Adam Hochschild relie les causes de mortalité à des causes directes : meurtres de masse, assassinats,mais aussi à des causes indirectes liées au régime de terreur exercé par les vassaux de Léopold : famines, maladies, chute du taux de natalité. « Presque toujours les maladies tuent davantage, et plus vite, lorsqu´elles s´attaquent à des populations sous-alimentées et traumatisées : les nazis et les soviétiques n´avaient pas besoin de gazs toxiques ou de pelotons d´exécution pour achever nombre de ceux qui sont morts dans leurs camps » (p. 271). En 1929, le comité permanent du Congrès national de Belgique alerté par la diminution conséquente de la population et donc de la baisse du nombre de ´travailleurs´ déclara : « Nous courrions le risque de voir un jour fondre et disparaître la population noire au point de nous trouver dans une sorte de désert ». (The Native Problem in Africa cité par Adam Hochschild, p. 273-274).

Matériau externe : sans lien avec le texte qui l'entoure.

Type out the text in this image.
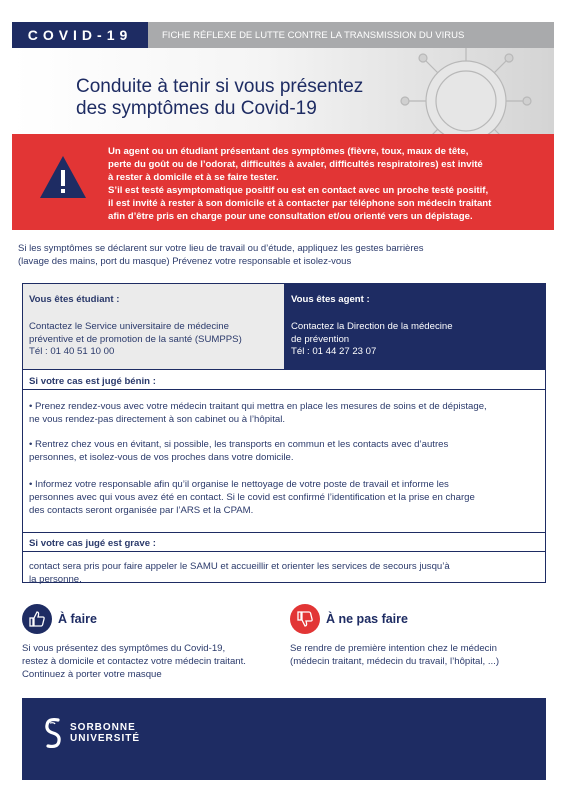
COVID-19	FICHE RÉFLEXE DE LUTTE CONTRE LA TRANSMISSION DU VIRUS
Conduite à tenir si vous présentez
des symptômes du Covid-19
Un agent ou un étudiant présentant des symptômes (fièvre, toux, maux de tête,
perte du goût ou de l’odorat, difficultés à avaler, difficultés respiratoires) est invité
à rester à domicile et à se faire tester.
S’il est testé asymptomatique positif ou est en contact avec un proche testé positif,
il est invité à rester à son domicile et à contacter par téléphone son médecin traitant
afin d’être pris en charge pour une consultation et/ou orienté vers un dépistage.
Si les symptômes se déclarent sur votre lieu de travail ou d’étude, appliquez les gestes barrières
(lavage des mains, port du masque) Prévenez votre responsable et isolez-vous
Vous êtes étudiant :
Contactez le Service universitaire de médecine
préventive et de promotion de la santé (SUMPPS)
Tél : 01 40 51 10 00
Vous êtes agent :
Contactez la Direction de la médecine
de prévention
Tél : 01 44 27 23 07
Si votre cas est jugé bénin :
• Prenez rendez-vous avec votre médecin traitant qui mettra en place les mesures de soins et de dépistage,
ne vous rendez-pas directement à son cabinet ou à l’hôpital.
• Rentrez chez vous en évitant, si possible, les transports en commun et les contacts avec d’autres
personnes, et isolez-vous de vos proches dans votre domicile.
• Informez votre responsable afin qu’il organise le nettoyage de votre poste de travail et informe les
personnes avec qui vous avez été en contact. Si le covid est confirmé l’identification et la prise en charge
des contacts seront organisée par l’ARS et la CPAM.
Si votre cas jugé est grave :
contact sera pris pour faire appeler le SAMU et accueillir et orienter les services de secours jusqu’à
la personne.
À faire
Si vous présentez des symptômes du Covid-19,
restez à domicile et contactez votre médecin traitant.
Continuez à porter votre masque
À ne pas faire
Se rendre de première intention chez le médecin
(médecin traitant, médecin du travail, l’hôpital, ...)
SORBONNE
UNIVERSITÉ
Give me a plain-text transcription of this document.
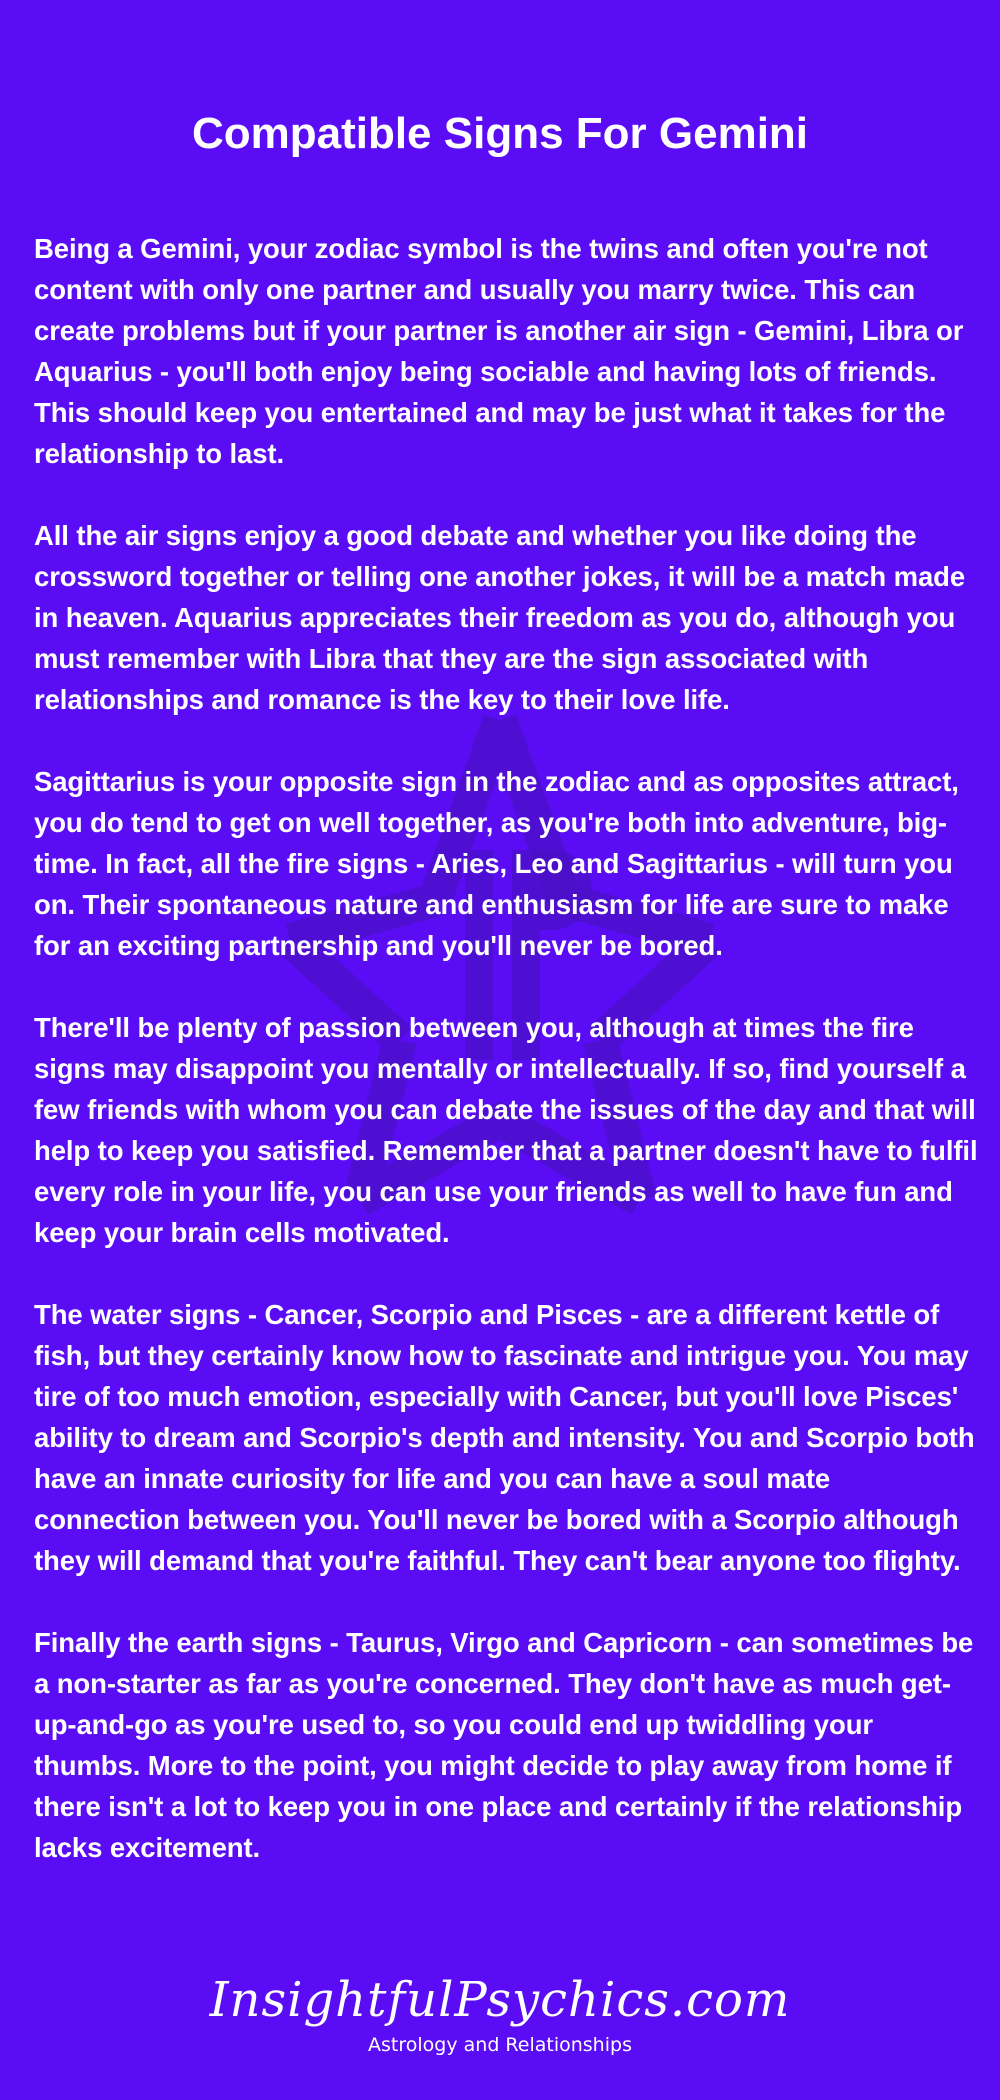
Compatible Signs For Gemini

Being a Gemini, your zodiac symbol is the twins and often you're not content with only one partner and usually you marry twice. This can create problems but if your partner is another air sign - Gemini, Libra or Aquarius - you'll both enjoy being sociable and having lots of friends. This should keep you entertained and may be just what it takes for the relationship to last.

All the air signs enjoy a good debate and whether you like doing the crossword together or telling one another jokes, it will be a match made in heaven. Aquarius appreciates their freedom as you do, although you must remember with Libra that they are the sign associated with relationships and romance is the key to their love life.

Sagittarius is your opposite sign in the zodiac and as opposites attract, you do tend to get on well together, as you're both into adventure, big-time. In fact, all the fire signs - Aries, Leo and Sagittarius - will turn you on. Their spontaneous nature and enthusiasm for life are sure to make for an exciting partnership and you'll never be bored.

There'll be plenty of passion between you, although at times the fire signs may disappoint you mentally or intellectually. If so, find yourself a few friends with whom you can debate the issues of the day and that will help to keep you satisfied. Remember that a partner doesn't have to fulfil every role in your life, you can use your friends as well to have fun and keep your brain cells motivated.

The water signs - Cancer, Scorpio and Pisces - are a different kettle of fish, but they certainly know how to fascinate and intrigue you. You may tire of too much emotion, especially with Cancer, but you'll love Pisces' ability to dream and Scorpio's depth and intensity. You and Scorpio both have an innate curiosity for life and you can have a soul mate connection between you. You'll never be bored with a Scorpio although they will demand that you're faithful. They can't bear anyone too flighty.

Finally the earth signs - Taurus, Virgo and Capricorn - can sometimes be a non-starter as far as you're concerned. They don't have as much get-up-and-go as you're used to, so you could end up twiddling your thumbs. More to the point, you might decide to play away from home if there isn't a lot to keep you in one place and certainly if the relationship lacks excitement.

InsightfulPsychics.com
Astrology and Relationships
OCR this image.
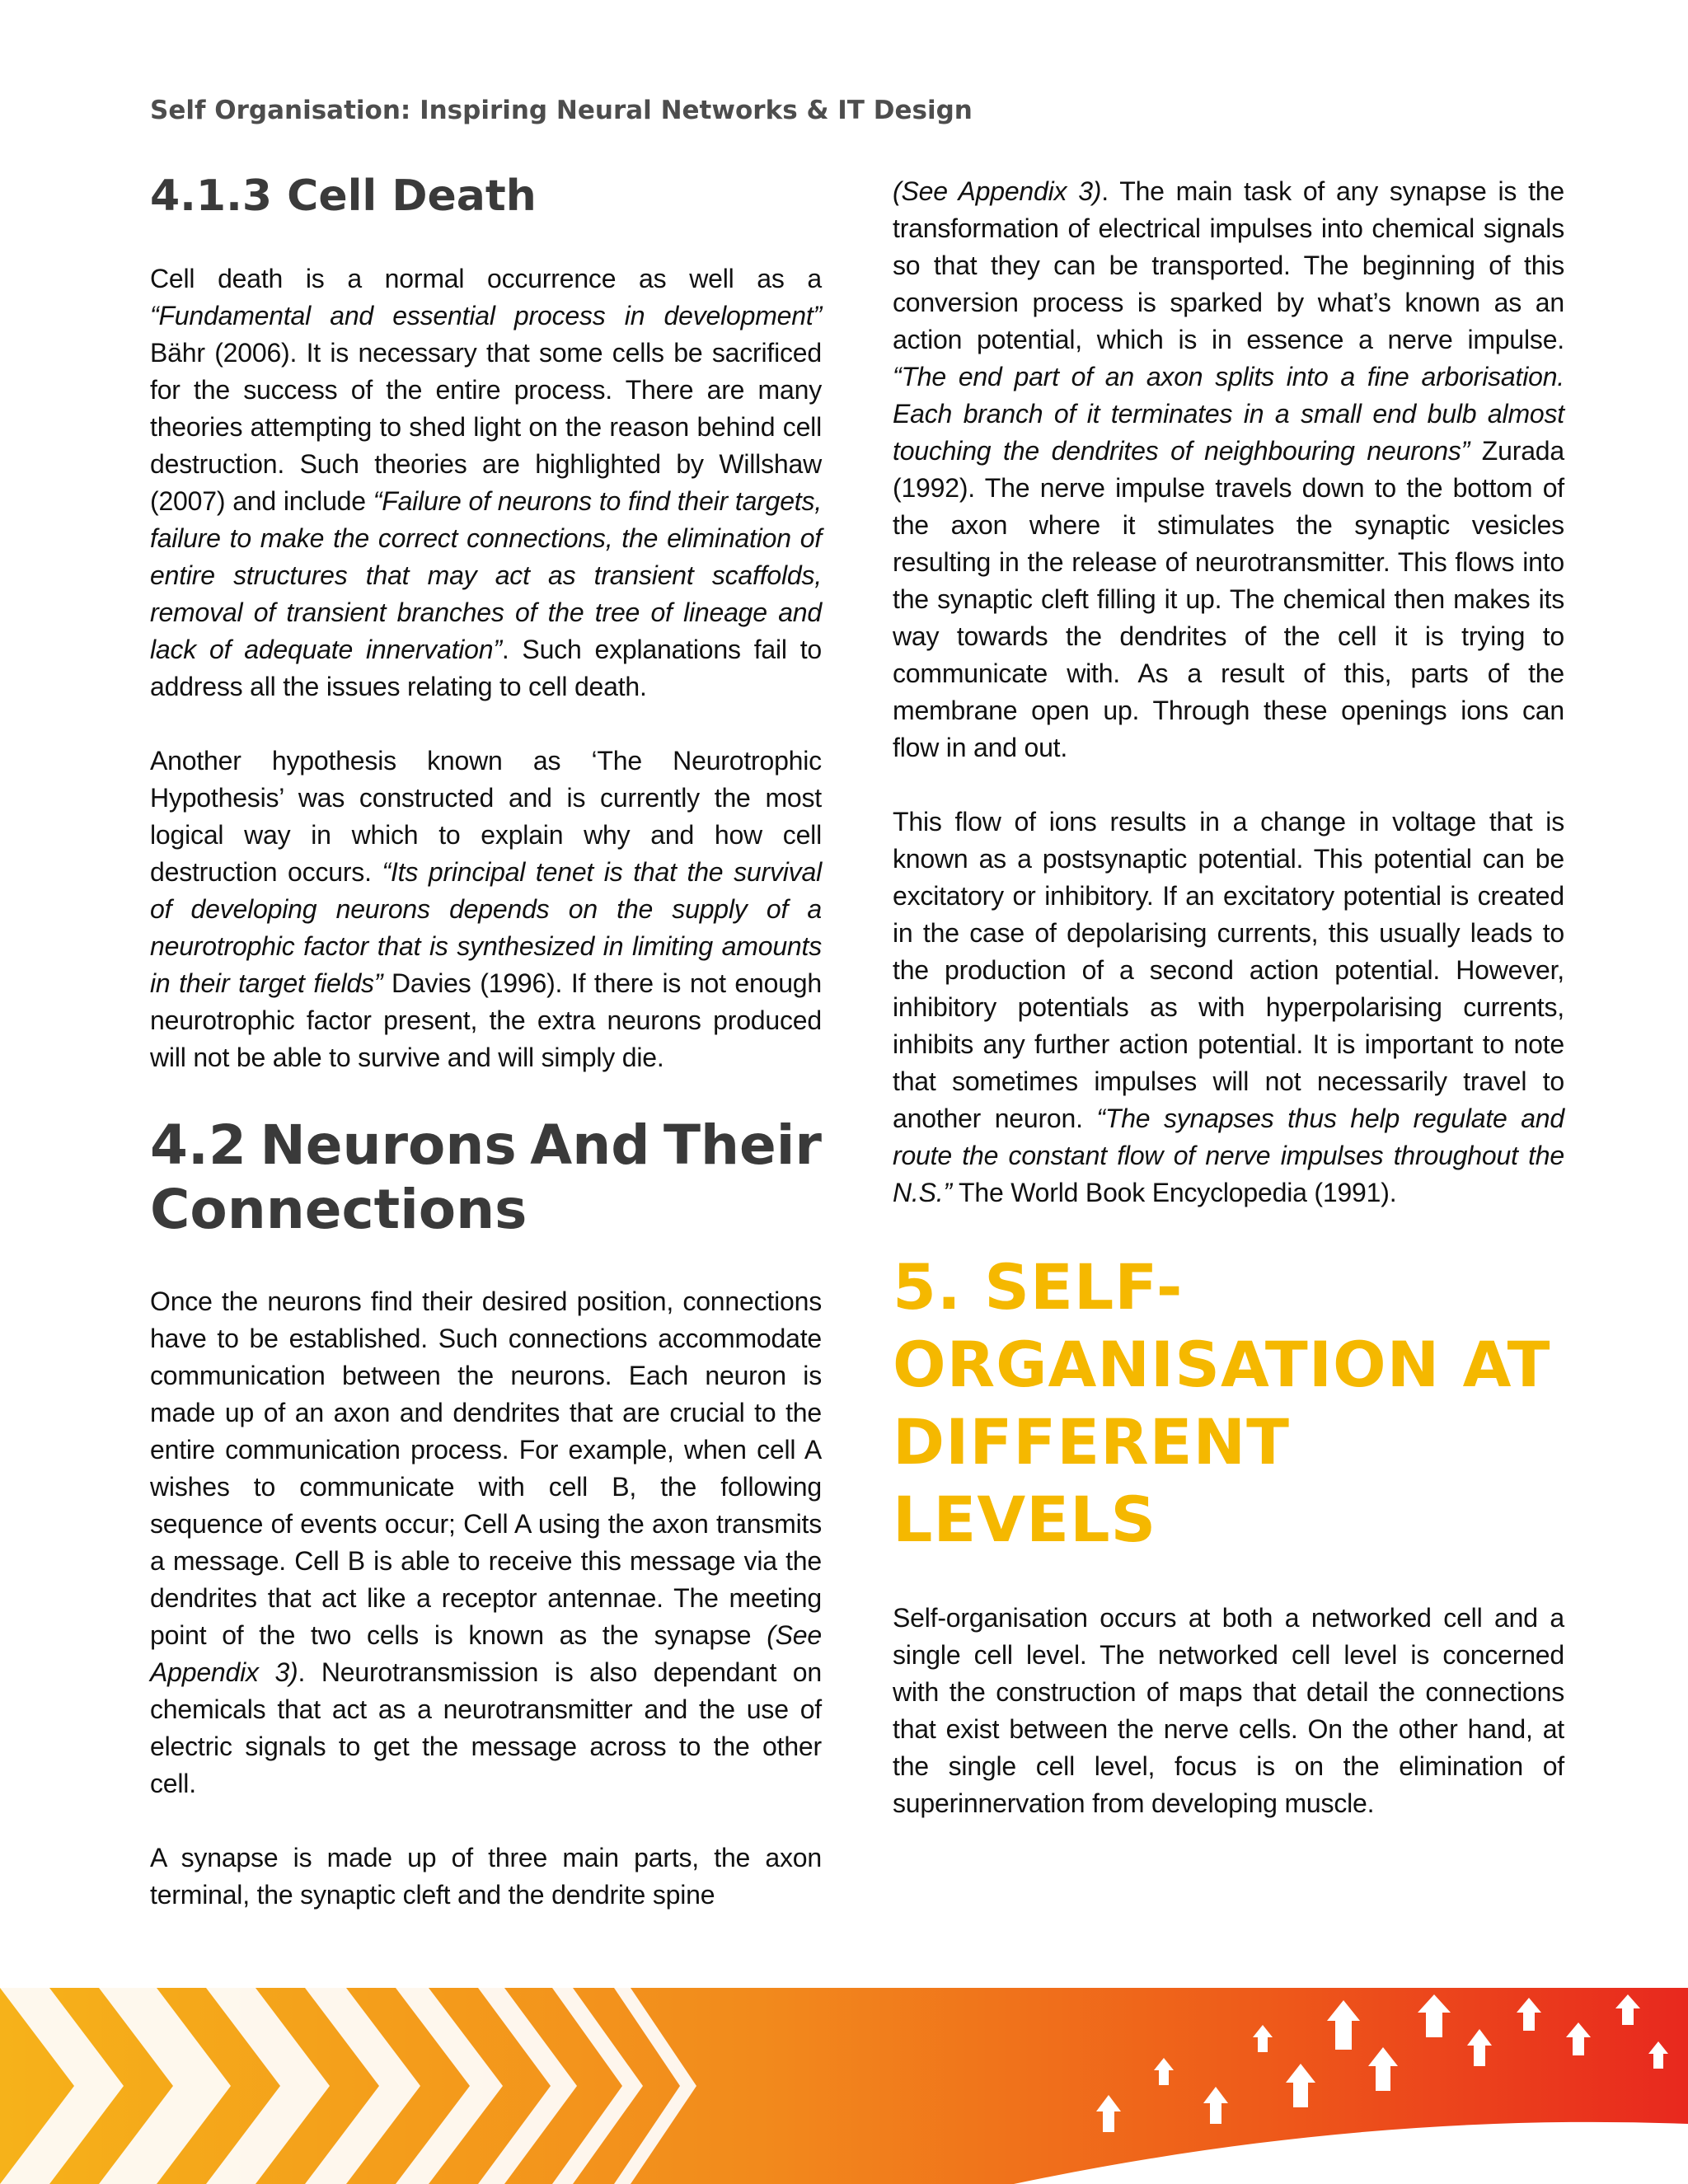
Self Organisation: Inspiring Neural Networks & IT Design
4.1.3 Cell Death

Cell death is a normal occurrence as well as a “Fundamental and essential process in development” Bähr (2006). It is necessary that some cells be sacrificed for the success of the entire process. There are many theories attempting to shed light on the reason behind cell destruction. Such theories are highlighted by Willshaw (2007) and include “Failure of neurons to find their targets, failure to make the correct connections, the elimination of entire structures that may act as transient scaffolds, removal of transient branches of the tree of lineage and lack of adequate innervation”. Such explanations fail to address all the issues relating to cell death.

Another hypothesis known as ‘The Neurotrophic Hypothesis’ was constructed and is currently the most logical way in which to explain why and how cell destruction occurs. “Its principal tenet is that the survival of developing neurons depends on the supply of a neurotrophic factor that is synthesized in limiting amounts in their target fields” Davies (1996). If there is not enough neurotrophic factor present, the extra neurons produced will not be able to survive and will simply die.

4.2 Neurons And Their
Connections

Once the neurons find their desired position, connections have to be established. Such connections accommodate communication between the neurons. Each neuron is made up of an axon and dendrites that are crucial to the entire communication process. For example, when cell A wishes to communicate with cell B, the following sequence of events occur; Cell A using the axon transmits a message. Cell B is able to receive this message via the dendrites that act like a receptor antennae. The meeting point of the two cells is known as the synapse (See Appendix 3). Neurotransmission is also dependant on chemicals that act as a neurotransmitter and the use of electric signals to get the message across to the other cell.

A synapse is made up of three main parts, the axon terminal, the synaptic cleft and the dendrite spine

(See Appendix 3). The main task of any synapse is the transformation of electrical impulses into chemical signals so that they can be transported. The beginning of this conversion process is sparked by what’s known as an action potential, which is in essence a nerve impulse. “The end part of an axon splits into a fine arborisation. Each branch of it terminates in a small end bulb almost touching the dendrites of neighbouring neurons” Zurada (1992). The nerve impulse travels down to the bottom of the axon where it stimulates the synaptic vesicles resulting in the release of neurotransmitter. This flows into the synaptic cleft filling it up. The chemical then makes its way towards the dendrites of the cell it is trying to communicate with. As a result of this, parts of the membrane open up. Through these openings ions can flow in and out.

This flow of ions results in a change in voltage that is known as a postsynaptic potential. This potential can be excitatory or inhibitory. If an excitatory potential is created in the case of depolarising currents, this usually leads to the production of a second action potential. However, inhibitory potentials as with hyperpolarising currents, inhibits any further action potential. It is important to note that sometimes impulses will not necessarily travel to another neuron. “The synapses thus help regulate and route the constant flow of nerve impulses throughout the N.S.” The World Book Encyclopedia (1991).

5. SELF-
ORGANISATION AT
DIFFERENT LEVELS

Self-organisation occurs at both a networked cell and a single cell level. The networked cell level is concerned with the construction of maps that detail the connections that exist between the nerve cells. On the other hand, at the single cell level, focus is on the elimination of superinnervation from developing muscle.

Nombreux villages avaient été détruits, les populations traumatisées et affamées fuyaient dans une nature pour le moins hostile (forêts vierges, climat équatorial ou tropical, maladies infectieuses et parasitaires). Un missionnaire catholique qui travailla de longues années dans le district du lac Maï Ndombé, importante région productrice de caoutchouc remarqua la disparition de classe d´âge entière d´enfants : « A son arrivée en 1910, il fut surpris par l´absence quasi totale d´enfants âgés de sept à quatorze ans, bien qu´il n´y en eût beaucoup de plus âgés et de plus jeunes. Cela désignait la période 1896-1903, pendant laquelle, précisément, la campagne du caoutchouc battait son plein dans le district. A la même époque, un autre témoin se trouvait dans une région proche : Roger Casement, qui effectuait son voyage d´information. Selon son estimation, la population avait diminué de soixante pour cent. »(Ibid, p.271).